Sleepy after eating turkey? Actually, blame the carbs

So Thanksgiving dinner is over, and before you know it, Aunt Daisy's eyelids are starting to sag and cousin Dave is snoring on the couch.

Was it the turkey? More specifically, was it the tryptophan in the turkey?

Well, yes and no. Turkey does contain a large amino acid called tryptophan. So eating turkey puts some tryptophan into your bloodstream. But there are lots of other large amino acids riding around in there too. And, of course, turkey isn't all you gobble up at Thanksgiving. There's a lot of other stuff on the Thanksgiving plate, and a lot of it is carbohydrates.

When you eat carbohydrates, the pancreas releases insulin, and one effect of that is to lower the levels of all the large amino acids in your blood -- except for tryptophan. The upshot? You have relatively high levels of tryptophan in your blood, and in your brain that's converted into the neurotransmitter serotonin, and that can make you sleepy.
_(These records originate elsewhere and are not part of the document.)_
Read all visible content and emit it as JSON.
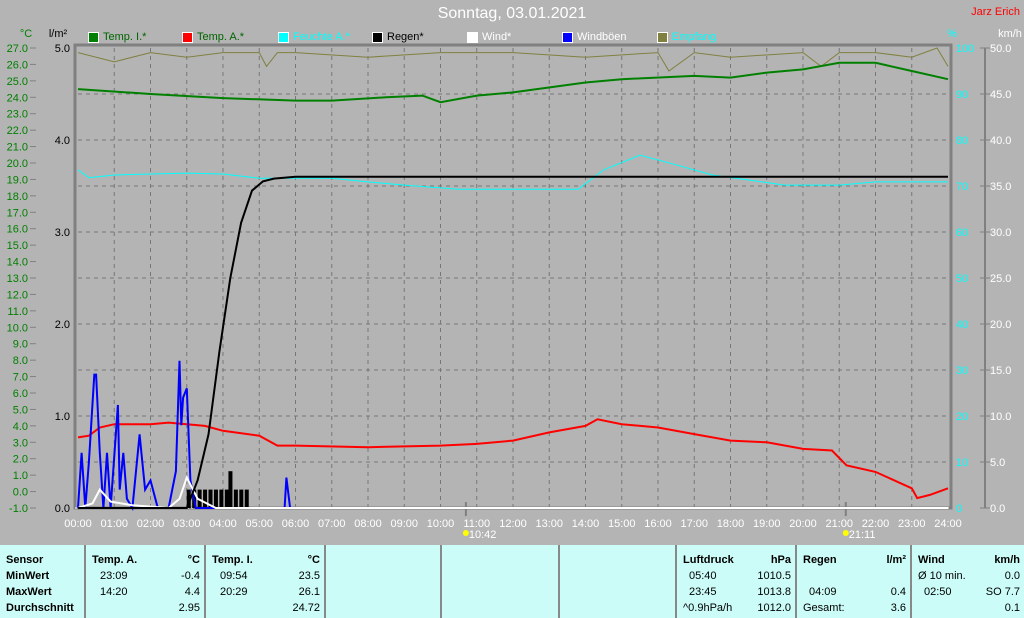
{
  "header": {
    "title": "Sonntag, 03.01.2021",
    "author": "Jarz Erich"
  },
  "legend": [
    {
      "label": "Temp. I.*",
      "color": "#008000",
      "text_color": "#006400"
    },
    {
      "label": "Temp. A.*",
      "color": "#ff0000",
      "text_color": "#006400"
    },
    {
      "label": "Feuchte A.*",
      "color": "#00ffff",
      "text_color": "#00ffff"
    },
    {
      "label": "Regen*",
      "color": "#000000",
      "text_color": "#000000"
    },
    {
      "label": "Wind*",
      "color": "#ffffff",
      "text_color": "#ffffff"
    },
    {
      "label": "Windböen",
      "color": "#0000ff",
      "text_color": "#ffffff"
    },
    {
      "label": "Empfang",
      "color": "#808040",
      "text_color": "#00ffff"
    }
  ],
  "chart_data": {
    "type": "line",
    "title": "Sonntag, 03.01.2021",
    "grid": true,
    "x_ticks": [
      "00:00",
      "01:00",
      "02:00",
      "03:00",
      "04:00",
      "05:00",
      "06:00",
      "07:00",
      "08:00",
      "09:00",
      "10:00",
      "11:00",
      "12:00",
      "13:00",
      "14:00",
      "15:00",
      "16:00",
      "17:00",
      "18:00",
      "19:00",
      "20:00",
      "21:00",
      "22:00",
      "23:00",
      "24:00"
    ],
    "axes": {
      "temp": {
        "unit": "°C",
        "range": [
          -1,
          27
        ],
        "ticks": [
          "27.0",
          "26.0",
          "25.0",
          "24.0",
          "23.0",
          "22.0",
          "21.0",
          "20.0",
          "19.0",
          "18.0",
          "17.0",
          "16.0",
          "15.0",
          "14.0",
          "13.0",
          "12.0",
          "11.0",
          "10.0",
          "9.0",
          "8.0",
          "7.0",
          "6.0",
          "5.0",
          "4.0",
          "3.0",
          "2.0",
          "1.0",
          "0.0",
          "-1.0"
        ]
      },
      "rain": {
        "unit": "l/m²",
        "range": [
          0,
          5
        ],
        "ticks": [
          "5.0",
          "4.0",
          "3.0",
          "2.0",
          "1.0",
          "0.0"
        ]
      },
      "humidity": {
        "unit": "%",
        "range": [
          0,
          100
        ],
        "ticks": [
          "100",
          "90",
          "80",
          "70",
          "60",
          "50",
          "40",
          "30",
          "20",
          "10",
          "0"
        ]
      },
      "wind": {
        "unit": "km/h",
        "range": [
          0,
          50
        ],
        "ticks": [
          "50.0",
          "45.0",
          "40.0",
          "35.0",
          "30.0",
          "25.0",
          "20.0",
          "15.0",
          "10.0",
          "5.0",
          "0.0"
        ]
      }
    },
    "markers": [
      {
        "time": "10:42",
        "hour": 10.7
      },
      {
        "time": "21:11",
        "hour": 21.18
      }
    ],
    "series": [
      {
        "name": "Temp. I.*",
        "axis": "temp",
        "color": "#008000",
        "x": [
          0,
          2,
          4,
          6,
          7,
          8.5,
          9.5,
          10,
          11,
          12,
          14,
          15,
          17,
          18,
          19,
          20,
          21,
          22,
          23,
          24
        ],
        "y": [
          24.5,
          24.2,
          23.95,
          23.8,
          23.8,
          24,
          24.1,
          23.7,
          24.1,
          24.3,
          24.9,
          25.1,
          25.3,
          25.2,
          25.5,
          25.7,
          26.1,
          26.1,
          25.6,
          25.1
        ]
      },
      {
        "name": "Temp. A.*",
        "axis": "temp",
        "color": "#ff0000",
        "x": [
          0,
          0.3,
          0.6,
          1,
          2,
          2.5,
          3,
          3.5,
          4,
          5,
          5.5,
          6,
          8,
          10,
          11,
          12,
          13,
          14,
          14.33,
          15,
          16,
          17,
          18,
          19,
          20,
          20.8,
          21.2,
          22,
          23,
          23.15,
          23.5,
          24
        ],
        "y": [
          3.3,
          3.4,
          3.9,
          4.1,
          4.1,
          4.2,
          4.1,
          4.0,
          3.7,
          3.4,
          2.8,
          2.8,
          2.7,
          2.8,
          2.9,
          3.1,
          3.6,
          4.0,
          4.4,
          4.1,
          3.9,
          3.5,
          3.1,
          3.0,
          2.6,
          2.5,
          1.6,
          1.2,
          0.2,
          -0.4,
          -0.2,
          0.2
        ]
      },
      {
        "name": "Feuchte A.*",
        "axis": "humidity",
        "color": "#00ffff",
        "x": [
          0,
          0.3,
          1,
          2,
          3,
          4,
          5,
          6,
          7,
          8,
          9,
          10.5,
          13.8,
          14.5,
          15.5,
          16.5,
          17.5,
          18.5,
          19.5,
          21,
          22,
          24
        ],
        "y": [
          73.5,
          71.8,
          72.4,
          72.6,
          72.8,
          72.6,
          71.7,
          71.7,
          71.7,
          70.9,
          70.2,
          69.3,
          69.3,
          73.5,
          76.7,
          74.6,
          72.4,
          71.3,
          70.2,
          70.2,
          70.9,
          70.9
        ]
      },
      {
        "name": "Regen*",
        "axis": "rain",
        "color": "#000000",
        "x": [
          0,
          3,
          3.3,
          3.6,
          3.9,
          4.2,
          4.5,
          4.8,
          5.1,
          5.4,
          6,
          24
        ],
        "y": [
          0,
          0,
          0.3,
          0.8,
          1.7,
          2.5,
          3.1,
          3.45,
          3.55,
          3.58,
          3.6,
          3.6
        ]
      },
      {
        "name": "Wind*",
        "axis": "wind",
        "color": "#ffffff",
        "x": [
          0,
          0.4,
          0.6,
          0.9,
          1.5,
          2.5,
          2.8,
          3.0,
          3.3,
          3.8,
          24
        ],
        "y": [
          0,
          0.5,
          2,
          0.7,
          0.3,
          0,
          1,
          3.3,
          1,
          0,
          0
        ]
      },
      {
        "name": "Windböen",
        "axis": "wind",
        "color": "#0000ff",
        "x": [
          0,
          0.1,
          0.2,
          0.3,
          0.45,
          0.5,
          0.6,
          0.7,
          0.8,
          0.9,
          1.1,
          1.15,
          1.25,
          1.35,
          1.5,
          1.7,
          1.75,
          1.85,
          2.0,
          2.2,
          2.5,
          2.7,
          2.8,
          2.85,
          2.9,
          3.0,
          3.1,
          3.25,
          3.4,
          5.7,
          5.75,
          5.85,
          24
        ],
        "y": [
          0,
          6,
          0,
          5,
          14.5,
          14.5,
          6,
          0,
          6,
          0,
          11.2,
          2,
          6,
          1,
          0,
          8,
          6,
          2,
          3,
          0,
          0,
          4,
          16,
          9,
          12,
          13,
          3,
          0,
          0,
          0,
          3.3,
          0,
          0
        ]
      },
      {
        "name": "Empfang",
        "axis": "humidity",
        "color": "#808040",
        "x": [
          0,
          1,
          2,
          3,
          4,
          5,
          5.2,
          5.5,
          6,
          8,
          10,
          12,
          14,
          16,
          16.3,
          17,
          18,
          20,
          20.5,
          21,
          22,
          23,
          23.7,
          24
        ],
        "y": [
          99,
          97,
          99,
          98,
          99,
          99,
          96,
          99,
          99,
          98,
          99,
          99,
          98,
          99,
          95,
          99,
          98,
          99,
          96,
          99,
          99,
          98,
          100,
          96
        ]
      }
    ],
    "rain_bars": {
      "axis": "rain",
      "color": "#000000",
      "x": [
        3.0,
        3.15,
        3.3,
        3.45,
        3.6,
        3.75,
        3.9,
        4.05,
        4.15,
        4.3,
        4.45,
        4.6
      ],
      "y": [
        0.2,
        0.2,
        0.2,
        0.2,
        0.2,
        0.2,
        0.2,
        0.2,
        0.4,
        0.2,
        0.2,
        0.2
      ]
    }
  },
  "table": {
    "sensor": {
      "h": "Sensor",
      "r1": "MinWert",
      "r2": "MaxWert",
      "r3": "Durchschnitt"
    },
    "temp_a": {
      "h": "Temp. A.",
      "u": "°C",
      "min_t": "23:09",
      "min_v": "-0.4",
      "max_t": "14:20",
      "max_v": "4.4",
      "avg": "2.95"
    },
    "temp_i": {
      "h": "Temp. I.",
      "u": "°C",
      "min_t": "09:54",
      "min_v": "23.5",
      "max_t": "20:29",
      "max_v": "26.1",
      "avg": "24.72"
    },
    "pressure": {
      "h": "Luftdruck",
      "u": "hPa",
      "min_t": "05:40",
      "min_v": "1010.5",
      "max_t": "23:45",
      "max_v": "1013.8",
      "trend": "^0.9hPa/h",
      "avg": "1012.0"
    },
    "rain": {
      "h": "Regen",
      "u": "l/m²",
      "max_t": "04:09",
      "max_v": "0.4",
      "total_l": "Gesamt:",
      "total": "3.6"
    },
    "wind": {
      "h": "Wind",
      "u": "km/h",
      "avg10_l": "Ø 10 min.",
      "avg10": "0.0",
      "max_t": "02:50",
      "max_v": "SO 7.7",
      "avg": "0.1"
    }
  }
}
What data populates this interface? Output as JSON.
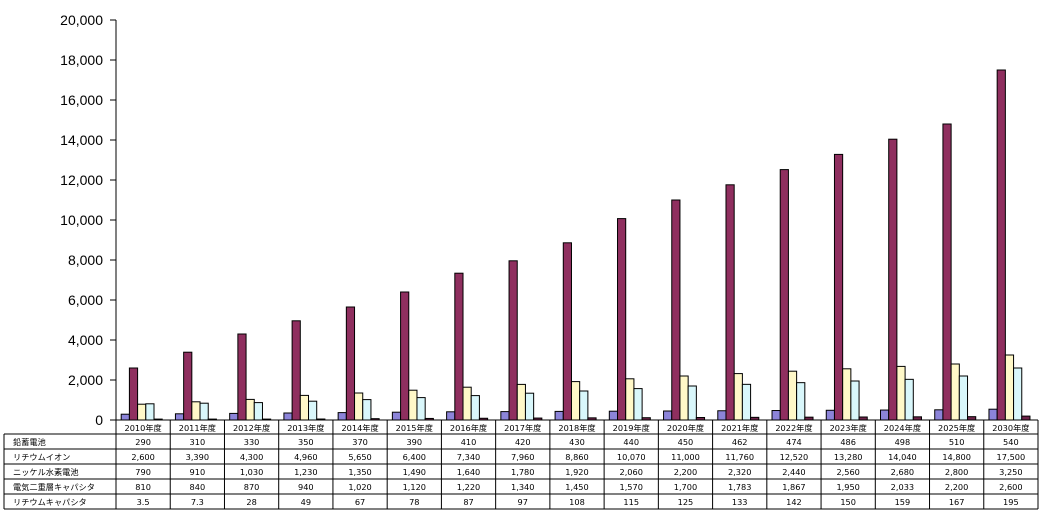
{
  "chart_data": {
    "type": "bar",
    "title": "",
    "xlabel": "",
    "ylabel": "",
    "ylim": [
      0,
      20000
    ],
    "y_ticks": [
      "0",
      "2,000",
      "4,000",
      "6,000",
      "8,000",
      "10,000",
      "12,000",
      "14,000",
      "16,000",
      "18,000",
      "20,000"
    ],
    "categories": [
      "2010年度",
      "2011年度",
      "2012年度",
      "2013年度",
      "2014年度",
      "2015年度",
      "2016年度",
      "2017年度",
      "2018年度",
      "2019年度",
      "2020年度",
      "2021年度",
      "2022年度",
      "2023年度",
      "2024年度",
      "2025年度",
      "2030年度"
    ],
    "series": [
      {
        "name": "鉛蓄電池",
        "color": "#8c84d9",
        "values": [
          290,
          310,
          330,
          350,
          370,
          390,
          410,
          420,
          430,
          440,
          450,
          462,
          474,
          486,
          498,
          510,
          540
        ],
        "display": [
          "290",
          "310",
          "330",
          "350",
          "370",
          "390",
          "410",
          "420",
          "430",
          "440",
          "450",
          "462",
          "474",
          "486",
          "498",
          "510",
          "540"
        ]
      },
      {
        "name": "リチウムイオン",
        "color": "#8f2f5f",
        "values": [
          2600,
          3390,
          4300,
          4960,
          5650,
          6400,
          7340,
          7960,
          8860,
          10070,
          11000,
          11760,
          12520,
          13280,
          14040,
          14800,
          17500
        ],
        "display": [
          "2,600",
          "3,390",
          "4,300",
          "4,960",
          "5,650",
          "6,400",
          "7,340",
          "7,960",
          "8,860",
          "10,070",
          "11,000",
          "11,760",
          "12,520",
          "13,280",
          "14,040",
          "14,800",
          "17,500"
        ]
      },
      {
        "name": "ニッケル水素電池",
        "color": "#fff8c8",
        "values": [
          790,
          910,
          1030,
          1230,
          1350,
          1490,
          1640,
          1780,
          1920,
          2060,
          2200,
          2320,
          2440,
          2560,
          2680,
          2800,
          3250
        ],
        "display": [
          "790",
          "910",
          "1,030",
          "1,230",
          "1,350",
          "1,490",
          "1,640",
          "1,780",
          "1,920",
          "2,060",
          "2,200",
          "2,320",
          "2,440",
          "2,560",
          "2,680",
          "2,800",
          "3,250"
        ]
      },
      {
        "name": "電気二重層キャパシタ",
        "color": "#d9f7fb",
        "values": [
          810,
          840,
          870,
          940,
          1020,
          1120,
          1220,
          1340,
          1450,
          1570,
          1700,
          1783,
          1867,
          1950,
          2033,
          2200,
          2600
        ],
        "display": [
          "810",
          "840",
          "870",
          "940",
          "1,020",
          "1,120",
          "1,220",
          "1,340",
          "1,450",
          "1,570",
          "1,700",
          "1,783",
          "1,867",
          "1,950",
          "2,033",
          "2,200",
          "2,600"
        ]
      },
      {
        "name": "リチウムキャパシタ",
        "color": "#6d2349",
        "values": [
          3.5,
          7.3,
          28,
          49,
          67,
          78,
          87,
          97,
          108,
          115,
          125,
          133,
          142,
          150,
          159,
          167,
          195
        ],
        "display": [
          "3.5",
          "7.3",
          "28",
          "49",
          "67",
          "78",
          "87",
          "97",
          "108",
          "115",
          "125",
          "133",
          "142",
          "150",
          "159",
          "167",
          "195"
        ]
      }
    ],
    "grid": false,
    "legend": "data-table"
  }
}
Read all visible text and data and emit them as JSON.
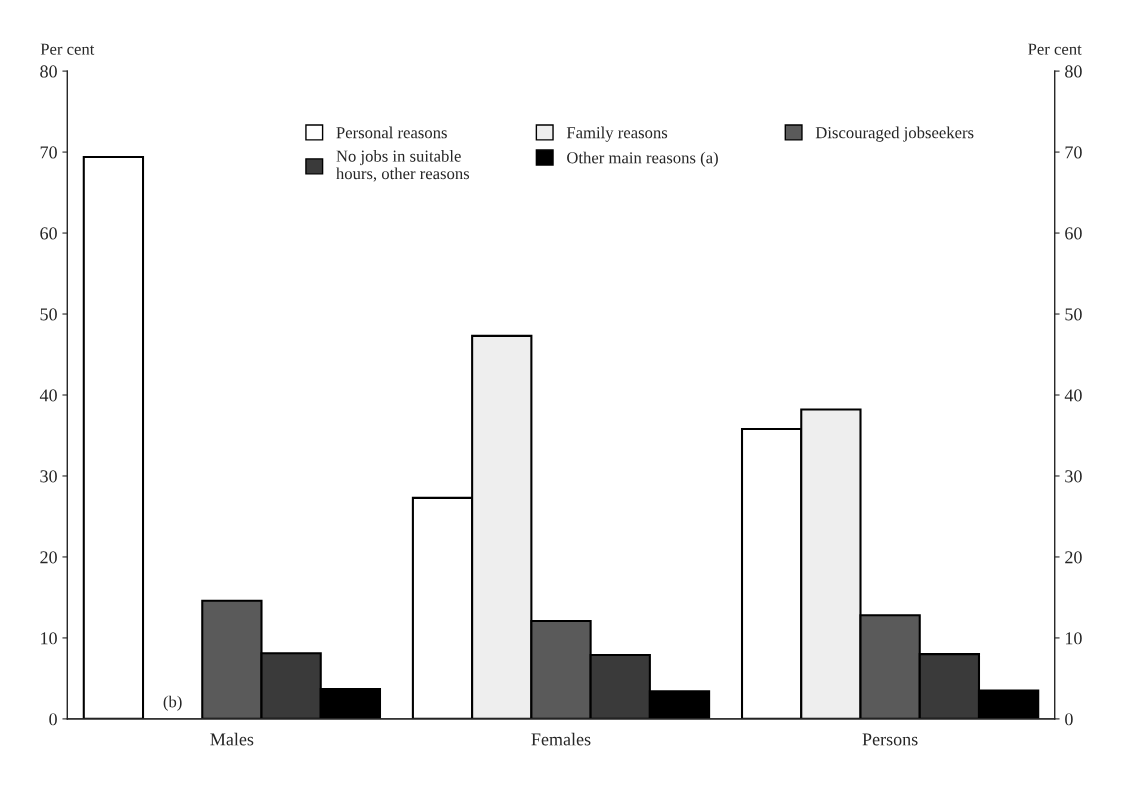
{
  "chart_data": {
    "type": "bar",
    "ylabel": "Per cent",
    "y2label": "Per cent",
    "categories": [
      "Males",
      "Females",
      "Persons"
    ],
    "series": [
      {
        "name": "Personal reasons",
        "color": "#ffffff",
        "values": [
          69.4,
          27.3,
          35.8
        ]
      },
      {
        "name": "Family reasons",
        "color": "#eeeeee",
        "values": [
          null,
          47.3,
          38.2
        ]
      },
      {
        "name": "Discouraged jobseekers",
        "color": "#5a5a5a",
        "values": [
          14.6,
          12.1,
          12.8
        ]
      },
      {
        "name": "No jobs in suitable\nhours, other reasons",
        "color": "#3a3a3a",
        "values": [
          8.1,
          7.9,
          8.0
        ]
      },
      {
        "name": "Other main reasons (a)",
        "color": "#000000",
        "values": [
          3.7,
          3.4,
          3.5
        ]
      }
    ],
    "annotations": [
      "(b)"
    ],
    "ylim": [
      0,
      80
    ],
    "yticks": [
      0,
      10,
      20,
      30,
      40,
      50,
      60,
      70,
      80
    ],
    "y2lim": [
      0,
      80
    ],
    "y2ticks": [
      0,
      10,
      20,
      30,
      40,
      50,
      60,
      70,
      80
    ],
    "grid": false,
    "legend": "top"
  }
}
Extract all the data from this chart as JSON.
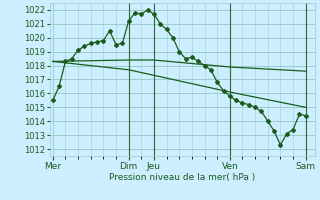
{
  "xlabel": "Pression niveau de la mer( hPa )",
  "ylim": [
    1011.5,
    1022.5
  ],
  "yticks": [
    1012,
    1013,
    1014,
    1015,
    1016,
    1017,
    1018,
    1019,
    1020,
    1021,
    1022
  ],
  "bg_color": "#cceeff",
  "grid_color": "#99cccc",
  "line_color": "#1a5c1a",
  "vline_color": "#336633",
  "day_names": [
    "Mer",
    "Dim",
    "Jeu",
    "Ven",
    "Sam"
  ],
  "day_positions": [
    0,
    12,
    16,
    28,
    40
  ],
  "vline_positions": [
    12,
    16,
    28,
    40
  ],
  "series1_x": [
    0,
    1,
    2,
    3,
    4,
    5,
    6,
    7,
    8,
    9,
    10,
    11,
    12,
    13,
    14,
    15,
    16,
    17,
    18,
    19,
    20,
    21,
    22,
    23,
    24,
    25,
    26,
    27,
    28,
    29,
    30,
    31,
    32,
    33,
    34,
    35,
    36,
    37,
    38,
    39,
    40
  ],
  "series1_y": [
    1015.5,
    1016.5,
    1018.3,
    1018.5,
    1019.1,
    1019.4,
    1019.6,
    1019.7,
    1019.8,
    1020.5,
    1019.5,
    1019.6,
    1021.2,
    1021.8,
    1021.7,
    1022.0,
    1021.7,
    1021.0,
    1020.6,
    1020.0,
    1019.0,
    1018.5,
    1018.6,
    1018.3,
    1018.0,
    1017.7,
    1016.8,
    1016.2,
    1015.8,
    1015.5,
    1015.3,
    1015.2,
    1015.0,
    1014.7,
    1014.0,
    1013.3,
    1012.3,
    1013.1,
    1013.4,
    1014.5,
    1014.4
  ],
  "series2_x": [
    0,
    12,
    16,
    28,
    40
  ],
  "series2_y": [
    1018.3,
    1018.4,
    1018.4,
    1017.9,
    1017.6
  ],
  "series3_x": [
    0,
    12,
    16,
    28,
    40
  ],
  "series3_y": [
    1018.3,
    1017.7,
    1017.3,
    1016.1,
    1015.0
  ],
  "xlim": [
    -0.5,
    41.5
  ]
}
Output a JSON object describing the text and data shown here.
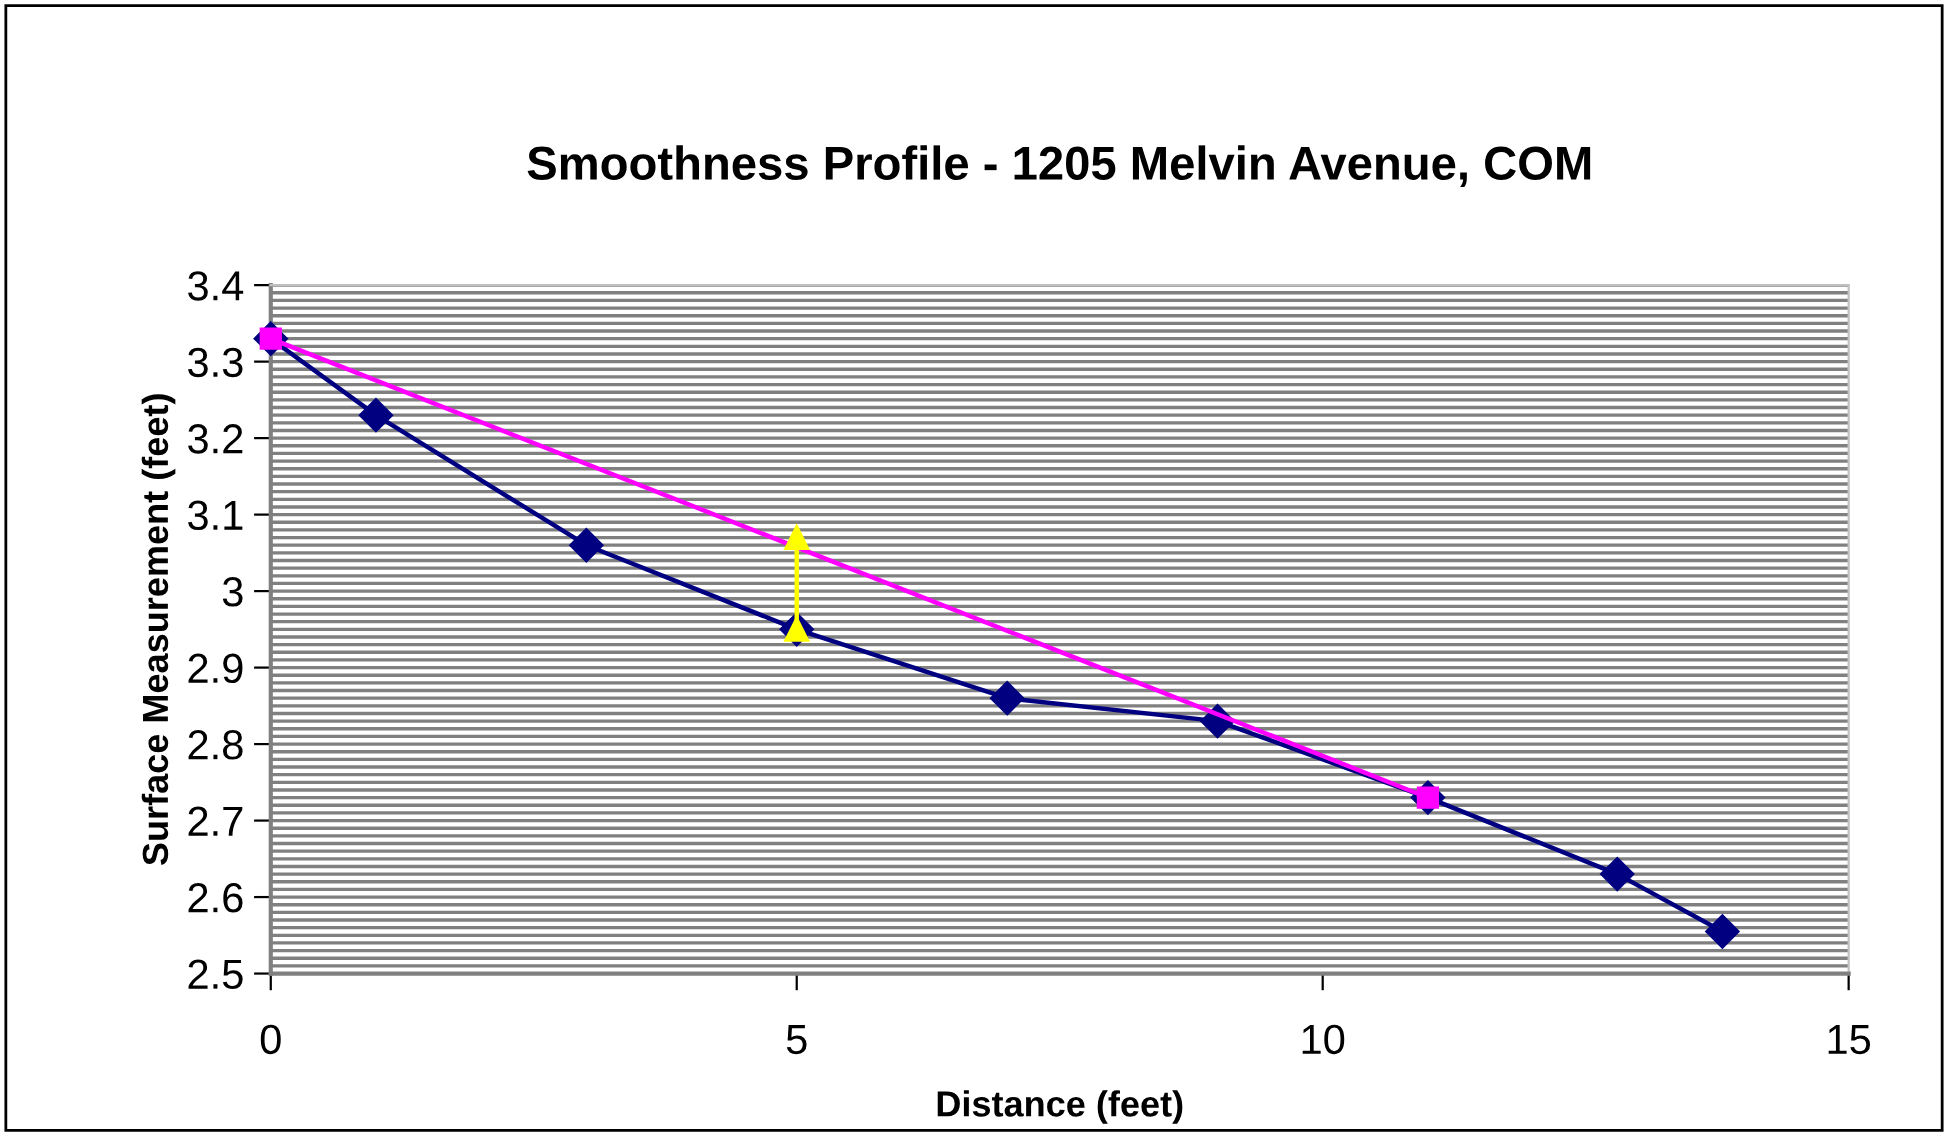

But many experts downplay the role of tryptophan in post-dinner nod-offs.

"You eat a ton of other food, and that makes you tired," says Jamie Davis, a registered dietitian and professor of nutrition at the Keck School of Medicine at USC. "Your body has to focus more on digestion, and that takes away from some of your energy."

Also note that eating protein has the opposite effect from eating carbohydrates -- it raises the blood levels of all large amino acids. If all you ate were turkey, you'd have relatively low levels of tryptophan -- and, if anything, you'd have some extra get-up-and-go, instead of all that extra lie-down-and-snooze.

"So turkey is really the good guy in all this," says James Hill, director of the Center for Human Nutrition at the University of Colorado in Denver. If you find yourself dozing off, it might be the carbs that did you in -- the seconds of mashed potatoes, that third helping of yams.